On November 14-15, we attended the Public Health Association of BC Conference, “Simplifying Complexity”, to connect with our like-minded public health peers who are doing amazing work and listened to fascinating presentations. An always-inspiring two days, talks showcased work ranging from substance use and the overdose crisis, to food security and safety, to wicked problems in public health. Public health by its nature can be complex, with endless complexities which we grapple with every day. So this theme aptly linked to our work at the Foundation in trying to simplify and break down barriers by decoding public health, and shine a light on ways in which everyone can activate health.

In particular, there were 3 sessions that we found strongly linked to our work and values: racism and health equity, Pivot’s Project Inclusion, and the ROSE Initiative.

Racism & health equity

“Racism within institutions & society influences how opportunities for health & well-being are distributed.”

Sume Ndumbe-Eyoh, from National Collaborating Centre for Determinants of Health took us on a deep dive into how race and racism impacts health, through the lens of equity. By looking at the different levels and ways in which racism permeates our world (internalized, interpersonal, institutional, and systemic), and how it negatively impacts health and contributes to inequitable access to health for those who are Black, Indigenous, and people of colour (BIPOC).

Regardless of the health issue we’re addressing—chronic disease, mental health, food security—race and racism must be examined in order to adequately address it. Sume’s workshop was a necessary and important reminder of this; as we grow as an organization we’re determined to incorporate those learnings into our individual and organizational work. You can learn more about racism and health equity here.

Project Inclusion, a study by Pivot Legal Society

Project Inclusion is an in-depth study and report taken on by Pivot that looked at anti-homeless and anti-drug user stigma and how those prejudices play out in policies, practices, and laws. Presented by Caitlin Shane, Meenakshi Mannoe, and Dave Hamm, they discussed how stigma against marginalized populations is perpetuated through cultural, economic, political, and legal powers, and constantly reinforces itself.

For example, labelling of a person as a person who uses drugs (cultural) then cause a knowledge gap in the form of stereotypes and misinformation (economic), which leads to loss of status through attitudes and behaviours (legal), which influences our laws and policies (political). These forces act on one another to continue the cycle.

This impacts public health in clear and direct ways. Stigma against people who use substances and who are homeless creates barriers to accessing services like healthcare, it contributes to increased rates of HIV and hepatitis C, it’s a factor in food insecurity, social isolation, and the list goes on. This is where social determinants of health are critical in improving health and well-being for our entire population.

You can check out the full report and some great explainer videos about Project Inclusion here.

ROSE Initiative, BCCDC, University of Victoria, RainCity Housing, Solid Outreach

Zahra Mamdani, Lacey Mesley, and Paige Phillips took us through the importance of supporting experiential/peer workers in overdose response environments. Since the overdose crisis was declared in 2016 challenges faced by peers (or experiential workers in front-line environments have grown exponentially.

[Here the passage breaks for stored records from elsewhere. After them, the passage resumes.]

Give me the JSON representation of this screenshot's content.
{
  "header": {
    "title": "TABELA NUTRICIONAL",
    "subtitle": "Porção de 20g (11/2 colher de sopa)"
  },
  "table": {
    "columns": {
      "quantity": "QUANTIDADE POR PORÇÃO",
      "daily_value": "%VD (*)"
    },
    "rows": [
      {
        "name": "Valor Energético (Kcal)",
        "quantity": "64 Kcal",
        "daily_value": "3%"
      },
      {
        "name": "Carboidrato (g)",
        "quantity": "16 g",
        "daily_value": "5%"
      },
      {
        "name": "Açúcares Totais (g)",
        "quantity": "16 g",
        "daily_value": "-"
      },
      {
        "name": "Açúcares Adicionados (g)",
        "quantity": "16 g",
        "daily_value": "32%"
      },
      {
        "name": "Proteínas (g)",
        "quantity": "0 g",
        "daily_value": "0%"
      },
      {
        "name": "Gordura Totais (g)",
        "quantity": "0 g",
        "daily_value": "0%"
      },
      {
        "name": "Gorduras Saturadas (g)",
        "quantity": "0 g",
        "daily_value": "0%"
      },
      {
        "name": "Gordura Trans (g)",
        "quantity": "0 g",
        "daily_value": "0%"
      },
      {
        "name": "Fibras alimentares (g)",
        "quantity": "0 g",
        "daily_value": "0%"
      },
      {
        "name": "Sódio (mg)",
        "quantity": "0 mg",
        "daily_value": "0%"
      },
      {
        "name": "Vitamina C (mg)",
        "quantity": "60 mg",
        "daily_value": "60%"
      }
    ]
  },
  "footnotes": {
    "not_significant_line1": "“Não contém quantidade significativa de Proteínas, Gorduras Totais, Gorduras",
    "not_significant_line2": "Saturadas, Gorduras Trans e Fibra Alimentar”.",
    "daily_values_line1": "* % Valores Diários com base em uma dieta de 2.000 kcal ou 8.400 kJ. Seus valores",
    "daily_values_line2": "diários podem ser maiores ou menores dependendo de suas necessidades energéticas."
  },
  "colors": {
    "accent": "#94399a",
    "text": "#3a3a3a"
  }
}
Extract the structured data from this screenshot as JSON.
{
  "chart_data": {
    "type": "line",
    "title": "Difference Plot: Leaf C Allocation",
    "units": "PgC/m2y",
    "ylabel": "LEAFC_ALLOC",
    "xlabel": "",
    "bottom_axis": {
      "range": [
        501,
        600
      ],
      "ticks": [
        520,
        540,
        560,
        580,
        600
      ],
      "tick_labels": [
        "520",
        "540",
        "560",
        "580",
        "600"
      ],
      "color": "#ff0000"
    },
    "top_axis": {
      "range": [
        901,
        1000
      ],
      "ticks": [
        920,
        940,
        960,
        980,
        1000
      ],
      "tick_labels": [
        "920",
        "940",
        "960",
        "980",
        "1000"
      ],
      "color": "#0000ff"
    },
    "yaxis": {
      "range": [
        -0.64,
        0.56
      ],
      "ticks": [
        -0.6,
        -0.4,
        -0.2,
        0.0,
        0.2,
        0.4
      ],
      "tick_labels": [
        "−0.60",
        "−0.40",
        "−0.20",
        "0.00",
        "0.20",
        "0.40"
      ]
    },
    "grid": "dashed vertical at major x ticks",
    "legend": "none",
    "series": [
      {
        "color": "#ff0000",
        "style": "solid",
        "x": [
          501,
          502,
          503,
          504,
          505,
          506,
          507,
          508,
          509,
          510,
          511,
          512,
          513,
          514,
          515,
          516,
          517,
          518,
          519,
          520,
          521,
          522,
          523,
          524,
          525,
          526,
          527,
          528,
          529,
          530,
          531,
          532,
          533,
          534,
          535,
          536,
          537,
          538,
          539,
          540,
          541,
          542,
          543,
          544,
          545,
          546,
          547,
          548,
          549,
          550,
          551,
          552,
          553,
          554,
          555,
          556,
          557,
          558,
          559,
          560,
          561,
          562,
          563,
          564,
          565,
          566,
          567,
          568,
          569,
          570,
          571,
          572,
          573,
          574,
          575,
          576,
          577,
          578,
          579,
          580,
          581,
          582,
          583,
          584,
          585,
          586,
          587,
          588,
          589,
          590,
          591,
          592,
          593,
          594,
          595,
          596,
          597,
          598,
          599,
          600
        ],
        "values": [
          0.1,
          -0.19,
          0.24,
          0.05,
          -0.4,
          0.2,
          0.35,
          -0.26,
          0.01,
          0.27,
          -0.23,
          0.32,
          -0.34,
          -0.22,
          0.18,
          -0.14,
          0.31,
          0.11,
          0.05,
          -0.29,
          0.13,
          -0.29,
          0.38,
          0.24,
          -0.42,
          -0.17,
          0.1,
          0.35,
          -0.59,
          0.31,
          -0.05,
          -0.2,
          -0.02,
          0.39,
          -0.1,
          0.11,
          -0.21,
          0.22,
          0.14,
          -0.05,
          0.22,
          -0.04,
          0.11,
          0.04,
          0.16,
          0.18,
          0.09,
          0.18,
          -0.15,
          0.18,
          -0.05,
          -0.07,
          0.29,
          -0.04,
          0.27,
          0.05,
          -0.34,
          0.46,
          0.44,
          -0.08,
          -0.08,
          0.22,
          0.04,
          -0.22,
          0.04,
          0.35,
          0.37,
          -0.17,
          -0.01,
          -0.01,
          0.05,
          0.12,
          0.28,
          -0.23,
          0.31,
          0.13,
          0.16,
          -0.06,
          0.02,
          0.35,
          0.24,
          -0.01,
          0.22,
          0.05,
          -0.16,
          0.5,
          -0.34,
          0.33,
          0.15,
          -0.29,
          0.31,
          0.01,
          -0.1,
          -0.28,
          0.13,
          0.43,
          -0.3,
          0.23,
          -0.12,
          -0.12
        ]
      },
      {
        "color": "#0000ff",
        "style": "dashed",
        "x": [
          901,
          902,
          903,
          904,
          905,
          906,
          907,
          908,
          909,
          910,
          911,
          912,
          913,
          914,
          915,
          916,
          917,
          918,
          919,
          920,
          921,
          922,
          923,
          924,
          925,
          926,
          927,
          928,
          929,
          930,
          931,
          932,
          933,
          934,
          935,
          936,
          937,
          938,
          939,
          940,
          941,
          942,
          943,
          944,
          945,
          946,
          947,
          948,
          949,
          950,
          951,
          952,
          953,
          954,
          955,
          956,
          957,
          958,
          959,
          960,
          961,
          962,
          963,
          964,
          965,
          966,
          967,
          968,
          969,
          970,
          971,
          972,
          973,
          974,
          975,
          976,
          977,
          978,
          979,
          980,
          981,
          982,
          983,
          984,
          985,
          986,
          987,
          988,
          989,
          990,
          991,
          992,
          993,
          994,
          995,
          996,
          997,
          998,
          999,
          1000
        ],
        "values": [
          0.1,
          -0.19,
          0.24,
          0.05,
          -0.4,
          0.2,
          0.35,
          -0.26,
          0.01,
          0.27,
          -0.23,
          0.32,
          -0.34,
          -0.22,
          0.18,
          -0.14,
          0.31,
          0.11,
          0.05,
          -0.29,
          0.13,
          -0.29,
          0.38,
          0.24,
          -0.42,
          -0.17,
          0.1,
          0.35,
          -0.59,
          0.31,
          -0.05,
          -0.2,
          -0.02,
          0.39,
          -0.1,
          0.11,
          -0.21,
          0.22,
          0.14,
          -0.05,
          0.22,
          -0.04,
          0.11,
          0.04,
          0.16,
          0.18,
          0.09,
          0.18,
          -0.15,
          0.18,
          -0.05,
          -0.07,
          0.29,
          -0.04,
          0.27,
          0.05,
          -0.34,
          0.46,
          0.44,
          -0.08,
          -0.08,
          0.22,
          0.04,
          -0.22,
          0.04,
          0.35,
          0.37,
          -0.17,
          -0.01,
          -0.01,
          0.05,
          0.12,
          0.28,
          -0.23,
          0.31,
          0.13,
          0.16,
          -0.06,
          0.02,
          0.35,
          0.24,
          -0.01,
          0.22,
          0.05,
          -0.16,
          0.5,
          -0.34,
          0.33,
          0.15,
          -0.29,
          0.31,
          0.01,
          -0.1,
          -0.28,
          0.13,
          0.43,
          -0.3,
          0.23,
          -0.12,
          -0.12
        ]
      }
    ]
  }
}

The ROSE Initiative (Recognition, Organizational support, Skill development, for Everyone) is an intervention designed to directly support these workers.

After conducting a needs assessment, significant gaps were found in adequately supporting peer workers. For example, providing workers with business cards and photo ID—to many of us, these are assumed to be provided to us as part of our jobs and we take for granted the legitimacy they provide. For experiential workers, this is a huge stepping stone in having their life-saving work properly recognized. Other interventions include having formal job descriptions, first aid and CPR and other skill development, peer debriefing supports, and networking opportunities with other professionals.

In a time where peer workers are leading the charge on overdose response work and are everyday heroes in their communities, it’s unimaginable that these supports are not already in place. But, we’re thrilled to see these groups working together to ensure peer workers have their needs met. Read more about the ROSE Initiative here.

Though there were many more great talks, the areas that align with our current projects and priorities were definitely stand outs and left us feeling inspired and invigorated to get back to the office and continue our work. Thanks to PHABC for putting on this conference every year so all us public heath folks can convene, engage and be inspired.